Physical Address
304 North Cardinal St.
Dorchester Center, MA 02124
Physical Address
304 North Cardinal St.
Dorchester Center, MA 02124

Different AI labs have different requirements. OpenAI focused on end users, for example, while its counterpart Anthropic tended to focus on businesses. Elon Musk’s xAI, which we recently discovered, has been heavily focused on video games.
On Friday, Grace Kay of Business Insider published it a detailed and far-reaching xAI reportthe introduction of AI in the near future taken by SpaceXI am emphasizing how Musk is making life difficult for employees. But this anecdote stood out:
Sometime last year, the release of the prototype was delayed for several days because Musk was not satisfied with how the chatbot answered detailed questions about the video game “Baldur’s Gate,” according to people familiar with the matter. Top engineers were pulled from other projects to develop solutions before implementation, he said.
Yes, you can imagine the frustration of any respected and experienced engineer who would work thinking that they will solve the problems of knowledge and machine intelligence, but they were interrupted to help a 54-year-old man beat his video game. But the anecdote raises a more pressing question: Was Musk able to get the athleticism he wanted?
To answer this question, a resident RPG-lover Ram Iyer put together five questions about Baldur’s Gate, which we pitted against xAI and three major models in a quasi-benchmark that I’ve chosen to call. BaldurBench.
For the sake of media clarity, I’ve made the entire document public, so you can view it here: Grok, ChatGPT, Claudeand Gemini.
First, the good news: Grok provides excellent information. The answers were a little bit of gamer jargon – “save” instead of save and “DPS” instead of damage – but the answers were useful and knowledgeable, if you knew what they were talking about. Grok is also very fond of tables and theorycraftwhich is what you would expect.
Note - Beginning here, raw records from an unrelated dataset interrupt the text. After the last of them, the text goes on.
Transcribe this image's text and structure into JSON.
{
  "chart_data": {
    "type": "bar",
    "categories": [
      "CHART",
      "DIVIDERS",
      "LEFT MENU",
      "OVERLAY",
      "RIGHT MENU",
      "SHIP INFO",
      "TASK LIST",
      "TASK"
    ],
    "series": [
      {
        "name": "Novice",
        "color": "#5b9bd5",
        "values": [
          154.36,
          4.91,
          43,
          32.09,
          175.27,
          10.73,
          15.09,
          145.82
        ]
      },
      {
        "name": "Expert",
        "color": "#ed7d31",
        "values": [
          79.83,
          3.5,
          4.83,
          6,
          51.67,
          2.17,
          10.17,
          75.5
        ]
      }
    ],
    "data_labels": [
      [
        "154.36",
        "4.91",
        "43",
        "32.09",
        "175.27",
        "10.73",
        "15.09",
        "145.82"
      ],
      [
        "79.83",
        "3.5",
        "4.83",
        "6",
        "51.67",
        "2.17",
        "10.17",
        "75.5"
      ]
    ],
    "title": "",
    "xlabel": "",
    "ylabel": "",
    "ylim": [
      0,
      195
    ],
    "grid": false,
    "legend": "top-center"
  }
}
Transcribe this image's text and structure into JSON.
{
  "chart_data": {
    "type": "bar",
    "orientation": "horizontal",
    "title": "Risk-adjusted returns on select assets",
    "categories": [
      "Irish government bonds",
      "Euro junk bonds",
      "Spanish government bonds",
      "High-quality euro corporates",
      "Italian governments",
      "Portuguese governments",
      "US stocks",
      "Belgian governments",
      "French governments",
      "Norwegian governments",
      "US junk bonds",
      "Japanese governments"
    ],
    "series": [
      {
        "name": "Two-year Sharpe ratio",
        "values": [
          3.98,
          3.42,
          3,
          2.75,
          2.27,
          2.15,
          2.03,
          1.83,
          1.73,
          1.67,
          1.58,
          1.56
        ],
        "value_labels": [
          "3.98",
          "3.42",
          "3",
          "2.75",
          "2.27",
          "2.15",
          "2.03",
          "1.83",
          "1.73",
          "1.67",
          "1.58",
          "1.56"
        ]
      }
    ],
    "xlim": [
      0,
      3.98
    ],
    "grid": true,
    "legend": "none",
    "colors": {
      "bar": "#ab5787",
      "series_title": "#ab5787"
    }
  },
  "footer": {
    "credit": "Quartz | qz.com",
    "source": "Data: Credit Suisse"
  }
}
There are a lot of Baldur’s Gate guides out there and the models often pull from the same, so the main difference was the style. ChatGPT prefers bulleted lists and sentence fragments, while Gemini does brave important words.
Techcrunch event
Boston, MA
| |
June 9, 2026
The most amazing thing was Claude, who was very concerned about giving me information that would spoil my experience of the game. When I asked about good party music, it closed the guide by saying “don’t worry too much and just play what makes you happy.” Thank you, Claude!
It’s important to remember, this is a story we know about (thanks Business Insider reports) that xAI is focused on achieving consensus. So we don’t have to read too much that, after the said sprint, Grok’s advice became the same as other models. Still, it’s good to know that xAI can make it work if it tries.